Penn Engineering prof maps brain changes between childhood and adulthood
The difference in mental maturity between an 8-year-old and a 22-year-old is typically easy to identify in terms of emotions and behavior. The changes in the brain at the root of this difference, however, are much more difficult to see.
Researchers from the School of Engineering and Applied Science and the Perelman School of Medicine are revealing this process via a series of brain scans of hundreds of children ages 8-22.
The study, led by Danielle Bassett, the Skirkanich Assistant Professor of Innovation at Penn Engineering, used data from the Philadelphia Neurodevelopmental Cohort, a larger effort to understand brain development through brain scans, cognitive tests, and genetic assays conducted on nearly 10,000 local children and young adults.
Bassett is interested in the “community architecture” of the brain, or how its different parts “talk” to one another. By tracking similarities between activity patterns in different regions in the brains of 780 members of the cohort, Bassett and her colleagues could map out the various neural subsystems that are employed in memory, attention, motor control, and other cognitive tasks.
“If you perform this mapping when someone is simply resting in the MRI scanner,” Bassett says, “you see that there are modules, or parts of the brain that are very densely interconnected. These modules seem to map onto known cognitive functions like memory or attention. Thus, we can infer the different functions that the brain performs just from this connectivity map.
“We wanted to know how this connectivity map develops as the brain matures from childhood to adulthood,” she adds.
In plotting the community architecture of the brain against the age of the subjects, two trends emerged. Modules, which start more evenly sized, become less homogeneous, and connectivity between them decreases.
“The modules are essentially crystallizing,” Bassett says. “Cognitive function is becoming more specific, more focused. This is especially true of higher order cognitive systems, which become less connected to other parts of the brain as children age.”
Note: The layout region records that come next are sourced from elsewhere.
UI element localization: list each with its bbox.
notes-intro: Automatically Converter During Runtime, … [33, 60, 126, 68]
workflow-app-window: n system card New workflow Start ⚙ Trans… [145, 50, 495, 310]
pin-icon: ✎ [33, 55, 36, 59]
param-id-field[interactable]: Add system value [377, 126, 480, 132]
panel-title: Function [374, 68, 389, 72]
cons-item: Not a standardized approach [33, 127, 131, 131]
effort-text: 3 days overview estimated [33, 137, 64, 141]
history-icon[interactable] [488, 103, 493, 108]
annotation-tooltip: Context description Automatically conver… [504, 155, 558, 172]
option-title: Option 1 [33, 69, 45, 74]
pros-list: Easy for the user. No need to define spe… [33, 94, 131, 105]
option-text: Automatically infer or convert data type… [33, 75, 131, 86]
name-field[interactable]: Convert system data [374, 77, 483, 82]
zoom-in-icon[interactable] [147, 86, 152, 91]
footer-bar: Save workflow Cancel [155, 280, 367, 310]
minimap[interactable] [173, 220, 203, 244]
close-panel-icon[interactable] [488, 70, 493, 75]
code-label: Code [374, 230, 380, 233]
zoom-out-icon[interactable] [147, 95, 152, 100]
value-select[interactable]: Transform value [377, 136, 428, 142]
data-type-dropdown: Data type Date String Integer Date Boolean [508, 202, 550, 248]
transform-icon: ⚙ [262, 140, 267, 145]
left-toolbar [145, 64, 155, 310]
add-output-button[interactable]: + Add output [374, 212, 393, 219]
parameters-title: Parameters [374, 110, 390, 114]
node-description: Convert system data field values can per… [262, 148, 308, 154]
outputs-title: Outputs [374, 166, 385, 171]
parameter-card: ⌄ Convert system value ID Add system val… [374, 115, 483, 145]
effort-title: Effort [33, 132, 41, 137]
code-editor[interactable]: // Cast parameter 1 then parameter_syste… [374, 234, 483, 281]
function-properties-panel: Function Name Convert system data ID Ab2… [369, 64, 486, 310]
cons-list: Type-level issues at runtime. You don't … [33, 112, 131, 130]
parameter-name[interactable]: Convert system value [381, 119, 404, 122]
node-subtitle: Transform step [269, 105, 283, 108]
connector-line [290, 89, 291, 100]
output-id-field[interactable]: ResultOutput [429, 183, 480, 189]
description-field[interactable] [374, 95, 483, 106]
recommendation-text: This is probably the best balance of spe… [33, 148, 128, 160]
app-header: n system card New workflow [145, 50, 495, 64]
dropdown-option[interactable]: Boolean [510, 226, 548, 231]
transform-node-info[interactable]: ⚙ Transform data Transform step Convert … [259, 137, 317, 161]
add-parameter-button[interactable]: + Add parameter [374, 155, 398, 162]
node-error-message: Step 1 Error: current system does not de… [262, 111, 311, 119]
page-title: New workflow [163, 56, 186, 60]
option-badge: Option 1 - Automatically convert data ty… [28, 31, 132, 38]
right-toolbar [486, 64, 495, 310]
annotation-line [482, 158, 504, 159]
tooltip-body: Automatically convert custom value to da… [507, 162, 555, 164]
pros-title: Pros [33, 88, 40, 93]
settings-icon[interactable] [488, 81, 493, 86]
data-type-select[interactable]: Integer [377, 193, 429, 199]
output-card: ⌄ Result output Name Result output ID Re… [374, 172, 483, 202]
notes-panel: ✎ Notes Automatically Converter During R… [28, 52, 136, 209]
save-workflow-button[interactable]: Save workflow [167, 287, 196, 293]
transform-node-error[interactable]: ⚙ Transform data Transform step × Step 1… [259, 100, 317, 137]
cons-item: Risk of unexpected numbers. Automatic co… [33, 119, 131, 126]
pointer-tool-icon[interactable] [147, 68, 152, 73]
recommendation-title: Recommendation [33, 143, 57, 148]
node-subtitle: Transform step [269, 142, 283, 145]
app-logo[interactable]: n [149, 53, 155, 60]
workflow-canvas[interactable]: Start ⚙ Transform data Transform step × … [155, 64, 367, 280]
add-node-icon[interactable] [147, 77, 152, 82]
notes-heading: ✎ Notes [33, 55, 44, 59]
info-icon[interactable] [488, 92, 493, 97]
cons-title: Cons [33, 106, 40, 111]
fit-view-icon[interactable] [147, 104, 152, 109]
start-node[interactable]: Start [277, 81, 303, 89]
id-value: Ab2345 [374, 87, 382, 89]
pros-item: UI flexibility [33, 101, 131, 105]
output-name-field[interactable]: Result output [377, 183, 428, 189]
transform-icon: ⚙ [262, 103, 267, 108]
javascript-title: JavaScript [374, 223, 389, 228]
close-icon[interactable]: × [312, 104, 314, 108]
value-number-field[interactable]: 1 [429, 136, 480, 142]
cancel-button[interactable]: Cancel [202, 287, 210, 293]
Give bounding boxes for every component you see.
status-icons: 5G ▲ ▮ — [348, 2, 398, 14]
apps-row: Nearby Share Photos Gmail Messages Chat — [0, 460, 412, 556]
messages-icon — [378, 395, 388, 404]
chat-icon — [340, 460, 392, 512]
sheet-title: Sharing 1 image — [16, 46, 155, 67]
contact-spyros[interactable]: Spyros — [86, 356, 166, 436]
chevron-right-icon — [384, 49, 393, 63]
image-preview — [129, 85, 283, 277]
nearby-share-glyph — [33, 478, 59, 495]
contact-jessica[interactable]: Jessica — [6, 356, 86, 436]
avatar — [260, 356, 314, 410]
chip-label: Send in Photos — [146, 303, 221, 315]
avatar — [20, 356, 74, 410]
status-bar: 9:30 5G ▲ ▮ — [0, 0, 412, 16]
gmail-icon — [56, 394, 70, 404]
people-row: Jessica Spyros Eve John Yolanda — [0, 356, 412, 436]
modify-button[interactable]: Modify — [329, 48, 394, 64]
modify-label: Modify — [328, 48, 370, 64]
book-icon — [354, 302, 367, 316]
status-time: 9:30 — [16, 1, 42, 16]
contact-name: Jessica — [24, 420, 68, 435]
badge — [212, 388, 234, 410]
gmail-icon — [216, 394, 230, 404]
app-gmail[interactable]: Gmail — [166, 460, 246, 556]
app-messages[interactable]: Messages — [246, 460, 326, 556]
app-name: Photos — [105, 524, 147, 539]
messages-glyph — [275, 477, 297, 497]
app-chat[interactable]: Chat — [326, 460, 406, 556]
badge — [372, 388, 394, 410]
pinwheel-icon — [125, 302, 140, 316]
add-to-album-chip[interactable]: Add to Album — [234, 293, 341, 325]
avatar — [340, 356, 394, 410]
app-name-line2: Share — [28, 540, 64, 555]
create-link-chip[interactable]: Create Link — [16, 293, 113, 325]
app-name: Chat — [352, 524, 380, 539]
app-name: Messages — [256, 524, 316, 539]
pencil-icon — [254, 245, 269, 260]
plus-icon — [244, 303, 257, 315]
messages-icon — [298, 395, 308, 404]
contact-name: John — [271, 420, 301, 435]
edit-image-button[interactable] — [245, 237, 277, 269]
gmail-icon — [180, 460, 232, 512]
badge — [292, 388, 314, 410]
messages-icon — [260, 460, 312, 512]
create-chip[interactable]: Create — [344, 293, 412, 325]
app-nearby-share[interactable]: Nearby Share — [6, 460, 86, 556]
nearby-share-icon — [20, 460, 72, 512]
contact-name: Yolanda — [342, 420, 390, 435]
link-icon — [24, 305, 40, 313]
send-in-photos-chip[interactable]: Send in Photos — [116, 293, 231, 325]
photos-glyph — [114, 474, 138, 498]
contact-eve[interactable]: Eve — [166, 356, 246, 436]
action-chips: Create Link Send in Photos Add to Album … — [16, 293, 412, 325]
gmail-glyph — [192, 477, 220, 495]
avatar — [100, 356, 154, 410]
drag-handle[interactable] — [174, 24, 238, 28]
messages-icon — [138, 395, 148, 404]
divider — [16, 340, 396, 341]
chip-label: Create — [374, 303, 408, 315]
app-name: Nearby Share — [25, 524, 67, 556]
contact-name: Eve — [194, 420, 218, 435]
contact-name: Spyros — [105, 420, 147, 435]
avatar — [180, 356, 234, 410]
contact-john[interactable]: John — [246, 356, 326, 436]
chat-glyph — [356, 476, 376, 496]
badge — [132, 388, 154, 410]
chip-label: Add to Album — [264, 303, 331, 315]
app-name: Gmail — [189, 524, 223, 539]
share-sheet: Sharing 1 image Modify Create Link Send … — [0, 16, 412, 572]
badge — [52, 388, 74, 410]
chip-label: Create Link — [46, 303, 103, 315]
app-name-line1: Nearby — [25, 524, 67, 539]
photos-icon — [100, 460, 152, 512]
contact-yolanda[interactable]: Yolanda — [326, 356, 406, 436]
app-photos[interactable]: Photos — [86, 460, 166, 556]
There were two notable exceptions: Modules dealing with sensory-motor function did not change, and the “default mode” module became more diffuse and connected with other modules. This meshes with expectations, however. Children’s sensory-motor function is already well-developed by age 8, and the “default mode” is thought to play the role of a sort of a mental transportation network, allowing people to switch between the many different modes of thought found in everyday experience.
This neural map adds weight to existing theories of neurodevelopment, as well as provides additional context for what might be going wrong in certain cognitive disorders.